Buraya kadar sayılanların beklenen sonuçlarından biri, bölüşüm ilişkilerindeki bozulmadır. Nitekim bu dönemde hem gelir dağılımında hem de -daha da dramatik biçimde- servet dağılımında çok önemli bozulmalar ortaya çıkmıştır.

***

O zaman kritik soru şudur: Ekonomik koşullar geniş kitlelerin aleyhine çalışırken AKP'nin kitleleri efsunlamasının sürekliliği (ekonomik krizin etkisini gösteren 2009 yerel seçimleri ile 2013 sarsıntılarının izlerini taşıyan 2015 Haziran seçimlerindeki gerilemeler hariç) nasıl sağlanabilmiştir?

Bunun ekonomi düzlemindeki yanıtı, hanehalklarının da tıpkı kamu ekonomisi ve şirketler kesimi gibi yüksek bir borçluluk içine girerek gelecekten tüketmeleridir. Hanehalkı borcu 2003'te MG'in yüzde üçü kadar bir büyüklükteyken, bu oran 2013'e gelindiğinde yüzde 23,8 olmuştur! Bu, bütün gelir aşınmalarını fazlasıyla telafi eden, hatta fazladan harcama kapasiteleri yaratan bir gelir/borç akımı olmuştur. Böylece hanehalkı harcanabilir geliri 2003'te MG'in yüzde 7,5 düzeyindeyken, 2013'te MG'in yüzde 55,2'sine kadar tırmanabilmiştir. İşte AKP'nin kitlelerin gözünde yarattığı ekonomik mucize algısı budur. İçerde tasarruf oranları sürekli gerilerken tüketim oranları yükselmiş, bu tüketimin giderek artan bir bölümü de -ucuzlayan dövizin de katkısıyla- ithalattan elde edilmiştir. Kitleler sahte bir refah algısı içine sokulmuştur.

Şimdilerde döviz kurunun yükselmesi, yüksek borçluluk düzeyinin hanehalkı bütçelerini kemirmesi bu algıyı kısmen silmektedir ama her birey/aile borçlanmasının sorumluluğunu izlenen ekonomik politikalara değil de kendi kararlarına atfettiği için bu algının kırılması zaman alacaktır.

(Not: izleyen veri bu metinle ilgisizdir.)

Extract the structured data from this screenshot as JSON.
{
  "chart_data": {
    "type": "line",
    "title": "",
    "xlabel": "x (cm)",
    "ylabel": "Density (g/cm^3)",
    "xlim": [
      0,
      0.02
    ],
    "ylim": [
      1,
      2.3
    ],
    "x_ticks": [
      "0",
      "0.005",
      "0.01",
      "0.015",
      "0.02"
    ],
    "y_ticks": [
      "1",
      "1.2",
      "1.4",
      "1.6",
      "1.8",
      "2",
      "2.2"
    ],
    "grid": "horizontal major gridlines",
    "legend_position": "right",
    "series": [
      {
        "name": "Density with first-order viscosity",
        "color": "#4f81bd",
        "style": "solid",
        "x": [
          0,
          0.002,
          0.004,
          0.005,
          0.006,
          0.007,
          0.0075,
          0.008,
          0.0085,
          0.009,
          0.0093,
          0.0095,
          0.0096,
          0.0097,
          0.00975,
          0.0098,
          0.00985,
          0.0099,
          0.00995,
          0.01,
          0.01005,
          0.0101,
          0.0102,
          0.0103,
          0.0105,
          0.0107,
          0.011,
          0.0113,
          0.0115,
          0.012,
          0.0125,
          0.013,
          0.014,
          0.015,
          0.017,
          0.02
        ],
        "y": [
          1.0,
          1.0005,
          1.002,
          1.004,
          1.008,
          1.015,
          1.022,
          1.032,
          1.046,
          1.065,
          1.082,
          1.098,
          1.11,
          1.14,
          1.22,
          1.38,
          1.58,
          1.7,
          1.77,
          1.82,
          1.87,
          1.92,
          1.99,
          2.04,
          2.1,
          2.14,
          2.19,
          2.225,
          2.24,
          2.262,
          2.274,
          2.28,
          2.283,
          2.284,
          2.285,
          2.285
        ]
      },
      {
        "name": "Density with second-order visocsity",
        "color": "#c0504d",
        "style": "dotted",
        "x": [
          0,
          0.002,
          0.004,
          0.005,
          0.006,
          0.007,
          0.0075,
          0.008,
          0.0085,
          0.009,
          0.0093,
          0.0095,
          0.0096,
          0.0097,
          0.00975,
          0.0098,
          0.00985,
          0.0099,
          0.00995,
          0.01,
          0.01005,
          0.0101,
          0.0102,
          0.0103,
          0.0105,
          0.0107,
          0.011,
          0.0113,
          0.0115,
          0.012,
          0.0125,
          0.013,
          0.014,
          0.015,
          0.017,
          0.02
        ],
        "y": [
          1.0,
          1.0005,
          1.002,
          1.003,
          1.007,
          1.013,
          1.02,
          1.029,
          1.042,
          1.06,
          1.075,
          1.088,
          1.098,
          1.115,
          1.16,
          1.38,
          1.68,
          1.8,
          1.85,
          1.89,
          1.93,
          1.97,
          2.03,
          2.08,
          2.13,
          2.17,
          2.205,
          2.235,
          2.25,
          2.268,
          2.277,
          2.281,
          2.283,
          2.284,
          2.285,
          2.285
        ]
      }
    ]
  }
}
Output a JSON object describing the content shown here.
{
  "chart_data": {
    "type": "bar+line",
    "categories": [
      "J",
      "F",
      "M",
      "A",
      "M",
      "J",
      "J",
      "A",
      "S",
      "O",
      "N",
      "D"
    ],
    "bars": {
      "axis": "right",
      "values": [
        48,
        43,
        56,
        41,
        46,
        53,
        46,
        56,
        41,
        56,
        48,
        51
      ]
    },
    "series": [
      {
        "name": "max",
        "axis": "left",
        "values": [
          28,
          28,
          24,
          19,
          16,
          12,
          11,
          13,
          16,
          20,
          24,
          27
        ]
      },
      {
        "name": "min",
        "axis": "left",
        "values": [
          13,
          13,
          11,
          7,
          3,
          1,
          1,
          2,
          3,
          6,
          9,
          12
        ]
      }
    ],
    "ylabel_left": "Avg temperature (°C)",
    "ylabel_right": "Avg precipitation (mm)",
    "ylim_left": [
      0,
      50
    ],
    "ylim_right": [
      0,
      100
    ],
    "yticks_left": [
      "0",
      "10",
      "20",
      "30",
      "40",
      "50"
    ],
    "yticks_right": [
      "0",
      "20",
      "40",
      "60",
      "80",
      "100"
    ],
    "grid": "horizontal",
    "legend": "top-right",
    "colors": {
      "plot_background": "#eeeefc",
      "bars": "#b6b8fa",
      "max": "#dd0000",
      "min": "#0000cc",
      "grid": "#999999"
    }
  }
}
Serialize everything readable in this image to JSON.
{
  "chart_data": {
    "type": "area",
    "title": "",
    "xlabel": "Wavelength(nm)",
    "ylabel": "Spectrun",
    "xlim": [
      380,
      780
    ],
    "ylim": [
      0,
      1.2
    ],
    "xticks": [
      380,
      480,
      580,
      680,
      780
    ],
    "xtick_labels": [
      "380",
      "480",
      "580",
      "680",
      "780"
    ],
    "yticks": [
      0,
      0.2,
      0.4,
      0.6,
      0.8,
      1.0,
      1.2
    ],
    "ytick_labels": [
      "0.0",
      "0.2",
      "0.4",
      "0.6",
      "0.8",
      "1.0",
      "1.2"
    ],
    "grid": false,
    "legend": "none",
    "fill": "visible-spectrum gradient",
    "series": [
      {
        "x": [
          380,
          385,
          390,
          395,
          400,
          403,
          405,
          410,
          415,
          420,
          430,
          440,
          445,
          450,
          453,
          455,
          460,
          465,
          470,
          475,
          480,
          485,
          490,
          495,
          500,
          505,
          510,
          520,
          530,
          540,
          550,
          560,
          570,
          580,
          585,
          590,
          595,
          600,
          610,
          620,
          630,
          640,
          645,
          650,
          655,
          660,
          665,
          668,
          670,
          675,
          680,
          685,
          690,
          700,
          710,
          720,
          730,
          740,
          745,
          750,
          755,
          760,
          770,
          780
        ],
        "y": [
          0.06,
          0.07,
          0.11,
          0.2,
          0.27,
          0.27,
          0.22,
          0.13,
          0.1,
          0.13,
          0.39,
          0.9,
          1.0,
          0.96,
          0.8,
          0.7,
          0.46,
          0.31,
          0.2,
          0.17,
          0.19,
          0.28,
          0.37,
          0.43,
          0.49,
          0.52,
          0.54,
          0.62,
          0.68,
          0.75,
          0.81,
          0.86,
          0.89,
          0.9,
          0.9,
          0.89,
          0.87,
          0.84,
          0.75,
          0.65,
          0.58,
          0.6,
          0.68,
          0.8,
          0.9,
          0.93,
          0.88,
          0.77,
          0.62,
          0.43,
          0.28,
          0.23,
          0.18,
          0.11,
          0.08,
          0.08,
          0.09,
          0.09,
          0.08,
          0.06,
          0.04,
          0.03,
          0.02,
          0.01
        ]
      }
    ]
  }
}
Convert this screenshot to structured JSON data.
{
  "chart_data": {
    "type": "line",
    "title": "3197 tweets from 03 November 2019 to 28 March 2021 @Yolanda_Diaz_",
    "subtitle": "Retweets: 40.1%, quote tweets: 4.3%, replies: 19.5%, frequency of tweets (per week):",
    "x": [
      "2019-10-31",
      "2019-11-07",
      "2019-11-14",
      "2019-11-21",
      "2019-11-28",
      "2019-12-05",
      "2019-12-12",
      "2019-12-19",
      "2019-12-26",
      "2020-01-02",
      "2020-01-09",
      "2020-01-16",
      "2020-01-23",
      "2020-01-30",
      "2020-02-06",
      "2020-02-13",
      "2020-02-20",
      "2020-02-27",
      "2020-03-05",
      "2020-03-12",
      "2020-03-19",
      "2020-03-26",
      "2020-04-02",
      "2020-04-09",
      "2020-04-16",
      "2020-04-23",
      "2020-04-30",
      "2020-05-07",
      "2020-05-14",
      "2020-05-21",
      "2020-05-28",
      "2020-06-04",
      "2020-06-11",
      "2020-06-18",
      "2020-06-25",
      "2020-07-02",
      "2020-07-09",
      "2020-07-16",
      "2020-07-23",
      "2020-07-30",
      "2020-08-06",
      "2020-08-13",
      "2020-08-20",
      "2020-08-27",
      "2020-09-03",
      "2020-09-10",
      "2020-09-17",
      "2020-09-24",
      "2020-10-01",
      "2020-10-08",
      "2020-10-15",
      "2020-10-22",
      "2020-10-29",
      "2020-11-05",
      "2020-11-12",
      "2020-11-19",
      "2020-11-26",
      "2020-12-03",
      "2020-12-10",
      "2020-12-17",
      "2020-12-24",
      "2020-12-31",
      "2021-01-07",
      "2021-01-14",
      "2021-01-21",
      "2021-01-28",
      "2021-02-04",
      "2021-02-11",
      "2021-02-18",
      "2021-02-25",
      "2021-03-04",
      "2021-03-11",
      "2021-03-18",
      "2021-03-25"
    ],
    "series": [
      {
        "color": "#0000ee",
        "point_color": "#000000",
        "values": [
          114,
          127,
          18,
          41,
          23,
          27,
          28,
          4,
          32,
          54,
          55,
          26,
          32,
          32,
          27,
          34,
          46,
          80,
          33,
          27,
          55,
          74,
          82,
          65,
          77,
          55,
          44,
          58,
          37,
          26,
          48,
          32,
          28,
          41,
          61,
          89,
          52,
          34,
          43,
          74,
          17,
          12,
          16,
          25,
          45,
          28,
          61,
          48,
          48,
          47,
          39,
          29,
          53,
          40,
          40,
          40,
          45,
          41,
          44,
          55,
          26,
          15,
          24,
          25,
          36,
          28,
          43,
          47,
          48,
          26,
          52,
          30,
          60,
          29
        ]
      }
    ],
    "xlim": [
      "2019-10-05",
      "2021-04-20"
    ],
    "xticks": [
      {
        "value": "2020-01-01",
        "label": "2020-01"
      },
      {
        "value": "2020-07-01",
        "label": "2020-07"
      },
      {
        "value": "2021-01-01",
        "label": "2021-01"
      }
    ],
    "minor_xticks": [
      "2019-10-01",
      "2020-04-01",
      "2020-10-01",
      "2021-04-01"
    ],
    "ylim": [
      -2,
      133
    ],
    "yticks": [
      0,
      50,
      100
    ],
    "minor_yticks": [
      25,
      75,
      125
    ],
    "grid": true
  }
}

AKP'nin hâkim parti konumuna gelmesinin kuşkusuz iktisat-dışı etkenlerini, özellikle de 12 Eylül darbesinin etkileriyle kitlelerin aşıra sağa meyletmesinin AKP ile yeni bir ivme kazanmasını, köylülüğün ideolojik zemininin hızlı bir dönüşüme tâbi tutulamamasını da hesaba katmak gereklidir.